Projets solaires: 40 000 familles alimentées, mais à quel prix ?
Les membres de la Commission de l’investissement et de la coopération internationale du Conseil national des régions et des districts (CNRD) ont insisté, mercredi, sur la nécessité de faire des préoccupations environnementales une priorité absolue dans les futurs projets de développement des énergies renouvelables. Cette déclaration a été faite lors d’une séance d’audition consacrée au ministre de l’Environnement, Habib Abid, au cours de laquelle ont été examinés cinq projets de centrales photovoltaïques récemment validés par l’Assemblée des représentants du peuple (ARP).
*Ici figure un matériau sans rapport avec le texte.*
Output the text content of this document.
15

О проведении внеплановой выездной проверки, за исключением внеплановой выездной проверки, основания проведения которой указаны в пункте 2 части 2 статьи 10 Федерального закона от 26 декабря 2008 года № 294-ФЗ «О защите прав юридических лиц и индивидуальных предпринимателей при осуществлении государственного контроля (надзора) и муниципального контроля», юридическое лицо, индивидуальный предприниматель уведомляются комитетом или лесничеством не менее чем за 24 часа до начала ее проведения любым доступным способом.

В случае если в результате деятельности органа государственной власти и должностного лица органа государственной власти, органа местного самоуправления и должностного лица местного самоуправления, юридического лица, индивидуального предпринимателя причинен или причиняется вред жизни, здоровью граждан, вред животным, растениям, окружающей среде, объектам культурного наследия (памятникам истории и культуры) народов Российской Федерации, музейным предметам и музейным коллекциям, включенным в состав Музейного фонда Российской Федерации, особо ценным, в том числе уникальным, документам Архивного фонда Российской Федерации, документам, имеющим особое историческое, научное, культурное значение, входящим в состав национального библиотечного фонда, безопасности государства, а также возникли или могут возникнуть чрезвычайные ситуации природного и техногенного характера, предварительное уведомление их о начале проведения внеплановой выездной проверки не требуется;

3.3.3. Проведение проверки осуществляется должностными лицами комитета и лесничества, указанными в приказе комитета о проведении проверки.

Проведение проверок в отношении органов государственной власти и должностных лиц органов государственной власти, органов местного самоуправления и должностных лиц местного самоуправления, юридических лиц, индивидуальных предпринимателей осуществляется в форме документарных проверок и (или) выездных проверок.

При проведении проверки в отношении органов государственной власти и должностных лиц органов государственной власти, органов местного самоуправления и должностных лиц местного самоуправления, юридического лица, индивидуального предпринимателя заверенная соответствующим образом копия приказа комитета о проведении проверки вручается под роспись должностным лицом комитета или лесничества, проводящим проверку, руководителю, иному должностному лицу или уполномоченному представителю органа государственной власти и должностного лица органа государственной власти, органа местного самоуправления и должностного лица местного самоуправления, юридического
Les élus ont plaidé pour une approche globale qui permette de concilier les impératifs de la croissance économique et la sauvegarde des écosystèmes. On rappelle que l’ARP a approuvé, fin avril, cinq textes de loi relatifs à des concessions pour la production d’électricité solaire. Ces installations concernent les localités d’El Khobna (Sidi Bouzid), de Mezzouna (Sidi Bouzid), d’El Ksar (Gafsa), de Segdoud (Gafsa) et de Menzel Habib (gouvernorat de Gabès).
Tout en saluant la contribution de ces futures centrales à la transition énergétique et à la réduction du déficit énergétique national, les députés ont demandé une évaluation rigoureuse de tous les volets liés à ces investissements, afin de préserver les droits des populations actuelles et futures. Ils ont particulièrement insisté sur la mise en place de dispositifs de contrôle, de garanties de pérennité et de mécanismes de suivi des infrastructures, pour assurer le respect strict des normes environnementales.
En réponse aux interrogations, le ministre Habib Abid a situé ces projets dans une stratégie nationale cohérente visant une réduction de 50 % de la consommation d’énergie primaire en Tunisie à l’horizon 2035. Cette feuille de route s’appuie sur une meilleure efficacité énergétique, la promotion d’équipements sobres et le soutien à la mobilité électrique. À plus longue échéance, le pays entend atteindre une production massive d’électricité d’origine renouvelable d’ici 2050.
Le ministre a également souligné que les investissements destinés aux nouvelles centrales solaires contribueront à stabiliser les équilibres financiers et énergétiques du pays, grâce à un coût de production de l’électricité inférieur à celui des filières conventionnelles reposant sur le gaz et le pétrole importés. Il a illustré son propos par un exemple concret : une seule de ces centrales peut fournir de l’électricité à environ 40 000 familles, démontrant ainsi la portée économique et sociale de ces équipements.